- Film poster
- Directed by: David Martín-Porras
- Screenplay by: Guillem Clua
- Based on: Invasión (play) by Guillem Clua
- Produced by: Eduardo Campoy; Adolfo Blanco; Raúl Berdonés; Pablo Jimeno;
- Starring: Claudia Salas; Fran Berenguer; Sofía Oria; Nourdin Batán; Álvaro Rico; Andrés Gertrúdix; María Adánez; Carlos Fuentes;
- Cinematography: José Martín Rosete
- Edited by: Frank Gutiérrez
- Music by: Arnau Bataller
- Production companies: Álamo Producciones Audiovisuales; A Contracorriente Films;
- Distributed by: A Contracorriente Films
- Release dates: 8 March 2024 (Málaga); 28 June 2024 (Spain);
- Country: Spain
- Language: Spanish

= Invasión (2024 film) =

Invasión is a 2024 science fiction drama film directed by David Martín-Porras from a screenplay by Guillem Clua.
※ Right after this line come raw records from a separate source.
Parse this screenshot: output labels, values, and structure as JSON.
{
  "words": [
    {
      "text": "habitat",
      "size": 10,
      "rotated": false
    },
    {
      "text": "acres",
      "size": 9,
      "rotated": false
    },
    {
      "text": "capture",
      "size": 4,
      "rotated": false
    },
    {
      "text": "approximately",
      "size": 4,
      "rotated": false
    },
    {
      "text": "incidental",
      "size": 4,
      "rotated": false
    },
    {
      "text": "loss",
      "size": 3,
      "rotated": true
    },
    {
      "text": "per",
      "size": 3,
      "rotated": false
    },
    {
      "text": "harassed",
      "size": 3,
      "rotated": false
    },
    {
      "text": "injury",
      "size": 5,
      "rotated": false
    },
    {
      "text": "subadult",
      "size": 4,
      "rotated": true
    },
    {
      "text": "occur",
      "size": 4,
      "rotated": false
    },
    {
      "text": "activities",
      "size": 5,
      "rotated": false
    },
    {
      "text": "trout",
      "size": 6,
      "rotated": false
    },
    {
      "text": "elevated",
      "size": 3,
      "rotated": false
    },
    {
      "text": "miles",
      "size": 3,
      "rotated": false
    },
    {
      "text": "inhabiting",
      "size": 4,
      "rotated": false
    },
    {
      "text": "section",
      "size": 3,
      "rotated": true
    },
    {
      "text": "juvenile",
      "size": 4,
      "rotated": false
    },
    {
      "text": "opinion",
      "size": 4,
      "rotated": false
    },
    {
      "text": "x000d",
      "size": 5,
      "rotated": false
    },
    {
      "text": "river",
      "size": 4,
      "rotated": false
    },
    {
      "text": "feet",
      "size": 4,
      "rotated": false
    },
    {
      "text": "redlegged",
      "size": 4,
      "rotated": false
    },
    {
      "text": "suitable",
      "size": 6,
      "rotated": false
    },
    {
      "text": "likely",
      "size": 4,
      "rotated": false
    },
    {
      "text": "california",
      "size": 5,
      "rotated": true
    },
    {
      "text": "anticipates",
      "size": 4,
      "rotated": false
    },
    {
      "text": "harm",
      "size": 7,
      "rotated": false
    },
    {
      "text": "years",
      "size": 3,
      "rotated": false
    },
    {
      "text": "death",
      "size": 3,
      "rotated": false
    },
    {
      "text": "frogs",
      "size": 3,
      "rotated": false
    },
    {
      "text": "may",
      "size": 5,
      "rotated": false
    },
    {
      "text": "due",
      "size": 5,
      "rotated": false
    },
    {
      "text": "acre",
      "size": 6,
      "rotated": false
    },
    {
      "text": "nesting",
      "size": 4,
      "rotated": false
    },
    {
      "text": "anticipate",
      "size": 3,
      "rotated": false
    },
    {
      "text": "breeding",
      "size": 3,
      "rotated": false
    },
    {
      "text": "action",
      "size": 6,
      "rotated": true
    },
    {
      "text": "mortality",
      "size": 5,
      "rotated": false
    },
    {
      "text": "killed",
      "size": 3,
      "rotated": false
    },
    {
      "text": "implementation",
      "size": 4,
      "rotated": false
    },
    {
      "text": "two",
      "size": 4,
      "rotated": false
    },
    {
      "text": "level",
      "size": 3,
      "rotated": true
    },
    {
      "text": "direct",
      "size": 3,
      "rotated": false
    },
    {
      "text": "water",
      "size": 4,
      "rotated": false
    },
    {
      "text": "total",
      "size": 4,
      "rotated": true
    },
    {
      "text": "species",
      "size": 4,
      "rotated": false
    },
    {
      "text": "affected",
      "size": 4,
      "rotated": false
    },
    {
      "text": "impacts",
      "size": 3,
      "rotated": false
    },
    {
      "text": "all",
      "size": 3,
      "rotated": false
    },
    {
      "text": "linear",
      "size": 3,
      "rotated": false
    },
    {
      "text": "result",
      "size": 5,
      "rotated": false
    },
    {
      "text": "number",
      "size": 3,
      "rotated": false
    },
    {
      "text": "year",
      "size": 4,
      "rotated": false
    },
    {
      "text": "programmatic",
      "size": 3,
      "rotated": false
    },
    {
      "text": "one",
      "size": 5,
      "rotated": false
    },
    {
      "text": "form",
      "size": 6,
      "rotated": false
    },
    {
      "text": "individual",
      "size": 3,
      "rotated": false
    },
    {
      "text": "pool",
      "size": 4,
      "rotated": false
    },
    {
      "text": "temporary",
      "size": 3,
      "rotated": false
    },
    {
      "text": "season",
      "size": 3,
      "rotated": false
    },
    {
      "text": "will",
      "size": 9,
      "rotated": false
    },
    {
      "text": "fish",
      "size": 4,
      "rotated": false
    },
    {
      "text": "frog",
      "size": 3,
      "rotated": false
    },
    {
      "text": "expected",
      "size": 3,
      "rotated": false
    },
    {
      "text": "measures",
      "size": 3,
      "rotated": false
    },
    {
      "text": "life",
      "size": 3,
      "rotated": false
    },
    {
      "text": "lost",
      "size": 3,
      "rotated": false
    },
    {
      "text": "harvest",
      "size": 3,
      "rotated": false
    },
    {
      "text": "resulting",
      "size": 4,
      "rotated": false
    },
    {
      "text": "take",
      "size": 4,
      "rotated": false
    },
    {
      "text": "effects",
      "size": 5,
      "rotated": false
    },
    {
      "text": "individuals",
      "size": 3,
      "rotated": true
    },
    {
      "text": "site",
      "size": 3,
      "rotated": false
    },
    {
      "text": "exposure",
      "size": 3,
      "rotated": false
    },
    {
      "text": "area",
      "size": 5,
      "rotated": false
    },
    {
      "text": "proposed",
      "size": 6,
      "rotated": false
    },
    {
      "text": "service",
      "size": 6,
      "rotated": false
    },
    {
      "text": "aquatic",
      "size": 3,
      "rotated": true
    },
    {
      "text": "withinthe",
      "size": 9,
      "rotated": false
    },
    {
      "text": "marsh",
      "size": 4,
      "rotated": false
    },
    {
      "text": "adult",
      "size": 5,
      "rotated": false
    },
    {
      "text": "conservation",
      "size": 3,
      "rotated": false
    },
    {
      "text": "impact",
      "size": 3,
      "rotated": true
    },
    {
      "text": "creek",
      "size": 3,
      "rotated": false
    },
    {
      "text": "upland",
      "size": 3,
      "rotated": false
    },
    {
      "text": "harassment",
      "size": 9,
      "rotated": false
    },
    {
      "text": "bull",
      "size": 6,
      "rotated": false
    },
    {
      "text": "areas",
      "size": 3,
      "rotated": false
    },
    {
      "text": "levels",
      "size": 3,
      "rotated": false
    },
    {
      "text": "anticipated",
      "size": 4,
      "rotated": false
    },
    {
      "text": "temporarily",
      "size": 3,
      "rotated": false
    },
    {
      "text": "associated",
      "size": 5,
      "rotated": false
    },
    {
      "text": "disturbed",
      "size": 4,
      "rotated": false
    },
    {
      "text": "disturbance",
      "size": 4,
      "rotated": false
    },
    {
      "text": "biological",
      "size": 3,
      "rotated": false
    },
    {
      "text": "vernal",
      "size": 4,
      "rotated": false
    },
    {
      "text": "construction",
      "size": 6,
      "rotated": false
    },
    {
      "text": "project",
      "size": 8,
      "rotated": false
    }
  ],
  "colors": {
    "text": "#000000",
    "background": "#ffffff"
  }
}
Its cast features Claudia Salas, Fran Berenguer, Sofía Oria, Nourdin Batán, Álvaro Rico, Andrés Gertrúdix, María Adánez, and Carlos Fuentes.

== Plot ==
Set against the backdrop of an alien invasion, the plot consists of three crossed stories involving two sides, with the protagonists having to learn to trust their enemy.

== Production ==
The screenplay was written by Guillem Clua based on his own stage play of the same name. Directed by Clua's recurring collaborator David Martín-Porras, the film was produced by Eduardo Campoy's Álamo Producciones Audiovisuales alongside A Contracorriente Films. It was shot in Tenerife.

== Release ==
The film screened in the non-competitive slate of the 27th Málaga Film Festival's official selection on 8 March 2024. It was released theatrically in Spain on 28 June 2024.